Johannesburg - By October 2012 the rising level of acidic water from old gold mines will begin to infiltrate and pollute the Johannesburg water table, as is already happening in the West Rand.
A planned project to ward off the threatening ecological disaster by purifying the water is awaiting approval from the regulatory authorities.
The first deadline - that for the finalisation and submission of the environmental impact study that was begun two years ago - is the end of October if the project is to be completed in time, said Jaco Schoeman, chief executive of Western Utilities Corporation (WUC), a partnership between the remaining gold mines on the Witwatersrand, on Wednesday.
The project needs to be approved by the end of this year to enable R1.5bn in project finance to be put together by next year for pumping water from the Eastern and the Western Rand to the current Central Rand shafts of ERPM, from whence it can be purified in the new plant and pumped to the RandWater distribution system.
Gold mining activities in the threatened Witwatersrand basin are all on their last legs, but the gold companies have contributed R500m towards the infrastructure of the ingenious project.
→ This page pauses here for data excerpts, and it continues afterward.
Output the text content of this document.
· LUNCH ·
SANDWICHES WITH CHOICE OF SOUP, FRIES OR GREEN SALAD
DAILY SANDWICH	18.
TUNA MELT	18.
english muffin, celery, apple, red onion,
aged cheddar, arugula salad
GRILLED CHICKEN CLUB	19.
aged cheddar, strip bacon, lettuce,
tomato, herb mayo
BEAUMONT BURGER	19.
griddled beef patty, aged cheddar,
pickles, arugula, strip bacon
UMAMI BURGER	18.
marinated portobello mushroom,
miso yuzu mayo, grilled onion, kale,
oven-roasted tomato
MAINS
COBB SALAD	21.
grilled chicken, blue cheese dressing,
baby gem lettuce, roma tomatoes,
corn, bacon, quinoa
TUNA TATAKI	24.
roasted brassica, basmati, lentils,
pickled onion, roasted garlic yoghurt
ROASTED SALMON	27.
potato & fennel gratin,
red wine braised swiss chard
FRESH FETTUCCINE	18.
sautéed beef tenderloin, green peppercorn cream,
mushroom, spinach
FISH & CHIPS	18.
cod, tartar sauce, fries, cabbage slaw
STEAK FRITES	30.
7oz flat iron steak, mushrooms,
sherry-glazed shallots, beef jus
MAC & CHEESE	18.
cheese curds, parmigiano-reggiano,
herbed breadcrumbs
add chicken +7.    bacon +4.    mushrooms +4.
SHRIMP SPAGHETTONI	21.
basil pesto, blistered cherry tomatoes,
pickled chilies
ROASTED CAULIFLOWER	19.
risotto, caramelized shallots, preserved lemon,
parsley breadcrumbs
These companies include Pamodzi Gold, which is under provisional liquidation, DRDGold, First Uranium, Mintails, Mogale Gold and West Wits Mining.
"Government demanded a solution from the mining industry and this is the industry's proposal,?"Schoeman told a news conference in Johannesburg on Wednesday.
The dying Witwatersrand gold industry comprises three geological formations: the West Rand, the Central Rand and the East Rand basins. The Black Reef Incline, which is the Krugersdorp-Randfontein portion of the West Rand Basin, has been polluting groundwater since 2002 and causing enormous ecological damage to the Krugersdorp Game Reserve, the Sterkfontein Caves, the Cradle Of Mankind conservation area, and many consumers of water such as farmers downstream.
"This type of pollution can totally destroy an ecosystem."
The acid water in the Black Reef Incline decants 15.7m litres of its pollutant into the natural water table every day. The Far West Rand Basin will dump 75m to 125m litres a day when the rising toxic effluent reaches the water table by 2012.
When mine void from the Central and West Rand is added, the acid water pollution level will rise to 155m a day.